Cette magnanimité est-elle réellement justifiée ? L’affaire fait débat. Si les investisseurs maintiennent leur vote de confiance envers Christian Sewing, arrivé à la tête du groupe bancaire allemand en 2018, les résultats annuels publiés hier invitent à une certaine circonspection. En effet, même en taillant autant que possible dans le gras, Deutsche Bank ne parvient toujours pas à résoudre son préoccupant problème de coûts.

Par ailleurs, Christian Sewing se disait déterminé à réduire la dépendance de Deutsche Bank à son segment banque d’investissement. On est encore loin du compte puisque, en 2024, ce dernier — excessivement exposé aux activités de trading sur produits à taux fixes, soit une activité capitalistique et peu rentable — représentait toujours un tiers du chiffre d’affaires consolidé.

C’est d’ailleurs ce segment banque d’investissement qui, profitant d’un marché obligataire très volatile avec l’évolution tectonique des taux observée depuis quelques trimestres, tire l’ensemble vers le haut. Les revenus y sont en hausse de 15%, alors qu’ils diminuent de 2% et 3% sur les segments banque de détail et corporate.

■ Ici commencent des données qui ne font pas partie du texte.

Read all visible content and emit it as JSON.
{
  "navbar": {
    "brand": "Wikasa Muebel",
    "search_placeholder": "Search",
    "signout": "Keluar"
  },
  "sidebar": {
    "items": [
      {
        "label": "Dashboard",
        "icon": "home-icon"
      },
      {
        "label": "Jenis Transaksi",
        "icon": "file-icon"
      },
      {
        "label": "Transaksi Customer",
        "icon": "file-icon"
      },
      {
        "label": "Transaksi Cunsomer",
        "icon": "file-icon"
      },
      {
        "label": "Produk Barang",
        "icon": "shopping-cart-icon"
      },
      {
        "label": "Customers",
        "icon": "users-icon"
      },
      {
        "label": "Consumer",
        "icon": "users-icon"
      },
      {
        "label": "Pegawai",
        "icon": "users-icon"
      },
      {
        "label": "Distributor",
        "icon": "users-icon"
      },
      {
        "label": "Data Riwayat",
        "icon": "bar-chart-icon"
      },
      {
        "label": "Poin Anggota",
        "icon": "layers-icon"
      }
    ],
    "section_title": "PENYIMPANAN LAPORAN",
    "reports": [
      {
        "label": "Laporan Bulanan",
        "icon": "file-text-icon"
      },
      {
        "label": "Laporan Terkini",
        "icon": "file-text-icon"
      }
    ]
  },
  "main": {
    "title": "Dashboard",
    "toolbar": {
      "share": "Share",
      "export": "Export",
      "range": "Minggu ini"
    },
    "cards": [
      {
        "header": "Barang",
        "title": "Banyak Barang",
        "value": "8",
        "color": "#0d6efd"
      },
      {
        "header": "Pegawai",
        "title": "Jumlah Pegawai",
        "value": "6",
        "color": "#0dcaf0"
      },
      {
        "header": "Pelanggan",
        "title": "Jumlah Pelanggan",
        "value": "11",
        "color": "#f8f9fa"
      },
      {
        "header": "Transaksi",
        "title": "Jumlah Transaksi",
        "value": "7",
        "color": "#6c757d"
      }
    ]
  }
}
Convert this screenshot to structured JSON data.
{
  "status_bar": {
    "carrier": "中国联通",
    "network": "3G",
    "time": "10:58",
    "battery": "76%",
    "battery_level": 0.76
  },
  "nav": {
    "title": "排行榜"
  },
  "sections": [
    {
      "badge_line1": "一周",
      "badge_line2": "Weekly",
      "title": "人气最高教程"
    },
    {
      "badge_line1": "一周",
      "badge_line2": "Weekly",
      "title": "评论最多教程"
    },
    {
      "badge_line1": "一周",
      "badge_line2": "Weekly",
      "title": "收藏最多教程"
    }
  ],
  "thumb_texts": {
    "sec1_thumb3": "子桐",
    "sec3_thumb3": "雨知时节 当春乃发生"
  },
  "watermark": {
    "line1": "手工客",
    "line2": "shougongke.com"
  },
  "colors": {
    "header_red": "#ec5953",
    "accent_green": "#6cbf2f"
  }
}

Le profit consolidé est à nouveau durement impacté par des frais juridiques présentés comme « exceptionnels ». Le problème, comme ses actionnaires ne le savent que trop bien, c’est que chez Deutsche Bank ces charges soi-disant exceptionnelles ont une furieuse tendance à se répéter. 

Les coûts augmentent donc de 6% en 2024, soit davantage que les revenus qui augmentent eux de 4%. Même grise mine au niveau des provisions, en hausse de 22% cette année, pénalisées par la récession outre-Rhin et un marché immobilier fragile aux Etats-Unis depuis la remontée des taux.

La conséquence, c’est un résultat net qui chute de 36% et une rentabilité des capitaux propres tangibles qui fait pâle figure par rapport aux autres grands groupes bancaires européens qui, dans leur majorité, ont bouclé l’année 2024 sur de bons résultats. Voir à ce sujet notre article du 23 janvier dernier : Les banques européennes récompensent leurs actionnaires.

Le secteur semblerait presque en voie de résurrection — mais cette dernière se fait pour l’instant sans Deutsche Bank, même si Christian Sewing et son directeur financier James von Moltke assurent qu’à l’instar de ses pairs, le groupe sera bientôt en mesure d’augmenter considérablement ses distributions de capital aux actionnaires.

Sous réserve de cataclysme imprévu, les analystes de Zonebourse ne seraient pas surpris de voir Deutsche Bank retourner au moins €4.5 milliards à ses actionnaires sur les deux prochains exercices 2025 et 2026. Le récent bond de la capitalisation boursière du groupe, qui atteint désormais €37 milliards, atteste que le marché mise sur un scénario encore plus optimiste.  

Ce refrain, les actionnaires du groupe l’entendent chaque année ou presque depuis la grande crise financière de 2008-2012. Le défi est d’ordre structurel : outre une culture d’entreprise qui prête le flanc à la critique, la plus grande banque du plus grand pays européen reste prisonnière d’un marché domestique très difficile, d’une activité banque d’investissement volatile, et d’un bilan qui porte moins d’actifs que celui de Société Générale.